The launch event in Parliament also gave an opportunity for myself and others invited in the room to find common ground on failures such as inadequate training for teachers and that learning is very much heteronormative - where classes promote heterosexuality alone - and many of those who question their sexuality or identify as Trans are not sufficiently accounted for. In previous recommendations the Sex Education Forum has called for inclusive education and ensuring teachers are more than able to teach the subject with confidence, without feelings of embarrassment or prejudice on certain topics, but in reality this is still not widespread. It is a tragedy to witness the casual use of homo/transphobic slurs without any thought of the consequences or impact it has on those who are lesbian, gay, bisexual or Trans, or confused as to their sexuality.

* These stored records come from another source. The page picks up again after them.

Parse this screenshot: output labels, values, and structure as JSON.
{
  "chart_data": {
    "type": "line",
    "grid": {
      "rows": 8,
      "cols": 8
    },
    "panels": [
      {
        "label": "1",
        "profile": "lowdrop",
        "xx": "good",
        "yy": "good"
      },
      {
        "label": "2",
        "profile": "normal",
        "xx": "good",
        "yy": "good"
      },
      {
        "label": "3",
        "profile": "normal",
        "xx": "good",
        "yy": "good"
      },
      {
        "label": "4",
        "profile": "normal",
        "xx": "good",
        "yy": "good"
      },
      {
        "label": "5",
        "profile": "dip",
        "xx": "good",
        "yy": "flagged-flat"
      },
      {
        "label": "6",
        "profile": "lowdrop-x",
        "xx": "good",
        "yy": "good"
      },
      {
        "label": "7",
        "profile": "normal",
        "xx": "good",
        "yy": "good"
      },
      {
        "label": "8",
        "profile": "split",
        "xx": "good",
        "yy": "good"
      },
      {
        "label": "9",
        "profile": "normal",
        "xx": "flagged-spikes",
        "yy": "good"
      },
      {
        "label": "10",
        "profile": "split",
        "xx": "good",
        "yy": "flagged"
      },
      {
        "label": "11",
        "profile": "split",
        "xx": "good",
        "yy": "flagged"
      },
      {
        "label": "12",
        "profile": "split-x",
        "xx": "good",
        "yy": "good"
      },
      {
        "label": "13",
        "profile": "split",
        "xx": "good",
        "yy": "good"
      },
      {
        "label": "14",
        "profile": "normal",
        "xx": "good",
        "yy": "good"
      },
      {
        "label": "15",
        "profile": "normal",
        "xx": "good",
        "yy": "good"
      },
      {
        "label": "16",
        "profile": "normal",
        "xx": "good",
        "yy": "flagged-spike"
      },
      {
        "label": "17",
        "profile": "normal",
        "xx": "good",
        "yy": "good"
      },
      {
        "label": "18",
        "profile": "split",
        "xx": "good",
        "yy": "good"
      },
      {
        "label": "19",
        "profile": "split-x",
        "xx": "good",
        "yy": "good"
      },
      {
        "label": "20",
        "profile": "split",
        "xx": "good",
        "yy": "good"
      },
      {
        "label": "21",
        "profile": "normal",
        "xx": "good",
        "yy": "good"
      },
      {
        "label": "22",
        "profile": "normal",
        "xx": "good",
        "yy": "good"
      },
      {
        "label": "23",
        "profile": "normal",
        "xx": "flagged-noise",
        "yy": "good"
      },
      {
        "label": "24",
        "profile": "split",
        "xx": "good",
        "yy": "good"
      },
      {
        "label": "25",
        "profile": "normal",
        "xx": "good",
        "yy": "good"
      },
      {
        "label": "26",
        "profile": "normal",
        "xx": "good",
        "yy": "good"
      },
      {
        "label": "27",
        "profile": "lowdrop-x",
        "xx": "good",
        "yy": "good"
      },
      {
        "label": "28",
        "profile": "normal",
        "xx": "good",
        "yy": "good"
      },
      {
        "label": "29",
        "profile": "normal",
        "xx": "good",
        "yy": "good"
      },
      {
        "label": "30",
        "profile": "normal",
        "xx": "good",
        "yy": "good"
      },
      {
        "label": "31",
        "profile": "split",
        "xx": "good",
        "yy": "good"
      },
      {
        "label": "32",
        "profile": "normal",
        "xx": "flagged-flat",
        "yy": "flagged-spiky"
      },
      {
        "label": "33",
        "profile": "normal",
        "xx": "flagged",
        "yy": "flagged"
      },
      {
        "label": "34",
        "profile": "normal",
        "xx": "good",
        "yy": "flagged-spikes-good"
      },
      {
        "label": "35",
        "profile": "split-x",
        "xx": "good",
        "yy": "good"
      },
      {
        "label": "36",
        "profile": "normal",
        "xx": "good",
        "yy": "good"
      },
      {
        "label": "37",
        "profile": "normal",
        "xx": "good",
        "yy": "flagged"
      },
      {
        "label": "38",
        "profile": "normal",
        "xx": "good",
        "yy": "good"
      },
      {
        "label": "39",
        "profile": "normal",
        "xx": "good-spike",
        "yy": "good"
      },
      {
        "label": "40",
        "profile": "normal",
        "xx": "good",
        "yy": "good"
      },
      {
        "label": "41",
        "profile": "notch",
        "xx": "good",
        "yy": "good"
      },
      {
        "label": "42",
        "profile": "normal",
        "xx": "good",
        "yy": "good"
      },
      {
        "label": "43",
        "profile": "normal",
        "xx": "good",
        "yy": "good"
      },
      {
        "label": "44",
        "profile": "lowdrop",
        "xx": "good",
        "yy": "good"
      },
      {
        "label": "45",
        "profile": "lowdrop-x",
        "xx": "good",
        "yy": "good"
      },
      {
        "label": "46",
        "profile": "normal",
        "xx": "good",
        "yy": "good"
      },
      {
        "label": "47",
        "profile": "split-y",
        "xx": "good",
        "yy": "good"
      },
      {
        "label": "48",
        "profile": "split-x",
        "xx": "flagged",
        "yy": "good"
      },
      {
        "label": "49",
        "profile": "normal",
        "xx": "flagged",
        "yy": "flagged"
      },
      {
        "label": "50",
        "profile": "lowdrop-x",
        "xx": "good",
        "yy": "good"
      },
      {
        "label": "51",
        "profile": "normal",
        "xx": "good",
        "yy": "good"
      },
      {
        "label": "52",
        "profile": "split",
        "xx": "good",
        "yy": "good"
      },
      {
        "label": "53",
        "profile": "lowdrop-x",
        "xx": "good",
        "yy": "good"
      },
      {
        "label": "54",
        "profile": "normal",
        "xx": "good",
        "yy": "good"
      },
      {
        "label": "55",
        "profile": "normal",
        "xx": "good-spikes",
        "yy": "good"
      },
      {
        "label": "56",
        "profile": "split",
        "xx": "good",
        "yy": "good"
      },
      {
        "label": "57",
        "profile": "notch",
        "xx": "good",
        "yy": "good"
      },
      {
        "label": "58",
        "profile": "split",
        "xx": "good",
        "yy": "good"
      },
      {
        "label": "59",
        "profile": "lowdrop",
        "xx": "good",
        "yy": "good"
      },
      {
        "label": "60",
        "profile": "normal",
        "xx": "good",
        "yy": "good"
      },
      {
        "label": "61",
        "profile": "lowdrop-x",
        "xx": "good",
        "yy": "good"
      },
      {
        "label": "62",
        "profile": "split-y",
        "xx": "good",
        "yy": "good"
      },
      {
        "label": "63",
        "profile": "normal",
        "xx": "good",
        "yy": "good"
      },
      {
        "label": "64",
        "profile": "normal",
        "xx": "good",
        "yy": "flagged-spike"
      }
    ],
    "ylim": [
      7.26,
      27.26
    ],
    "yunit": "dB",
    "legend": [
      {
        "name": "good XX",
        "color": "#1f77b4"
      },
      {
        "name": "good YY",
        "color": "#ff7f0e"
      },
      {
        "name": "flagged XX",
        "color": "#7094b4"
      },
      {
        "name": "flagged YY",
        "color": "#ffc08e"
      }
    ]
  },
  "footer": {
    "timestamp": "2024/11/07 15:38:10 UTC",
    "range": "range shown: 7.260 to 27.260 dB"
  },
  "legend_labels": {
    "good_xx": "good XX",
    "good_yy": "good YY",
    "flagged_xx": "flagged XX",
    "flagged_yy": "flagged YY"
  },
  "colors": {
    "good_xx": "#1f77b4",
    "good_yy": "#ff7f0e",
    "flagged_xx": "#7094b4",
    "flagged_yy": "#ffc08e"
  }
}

All this because of outdated curriculum standards.
In a country that is still coming to terms with the extent of child sexual exploitation and where technology is enabling new cruelties like revenge porn, not giving pupils the basic knowledge around consent or what constitutes a healthy relationship is making a generation enter adulthood in the dark. With many of these problems occurring well before the age of 18, it is time for the Department for Education to take a decisive stance on this subject and make SRE fit for the modern world.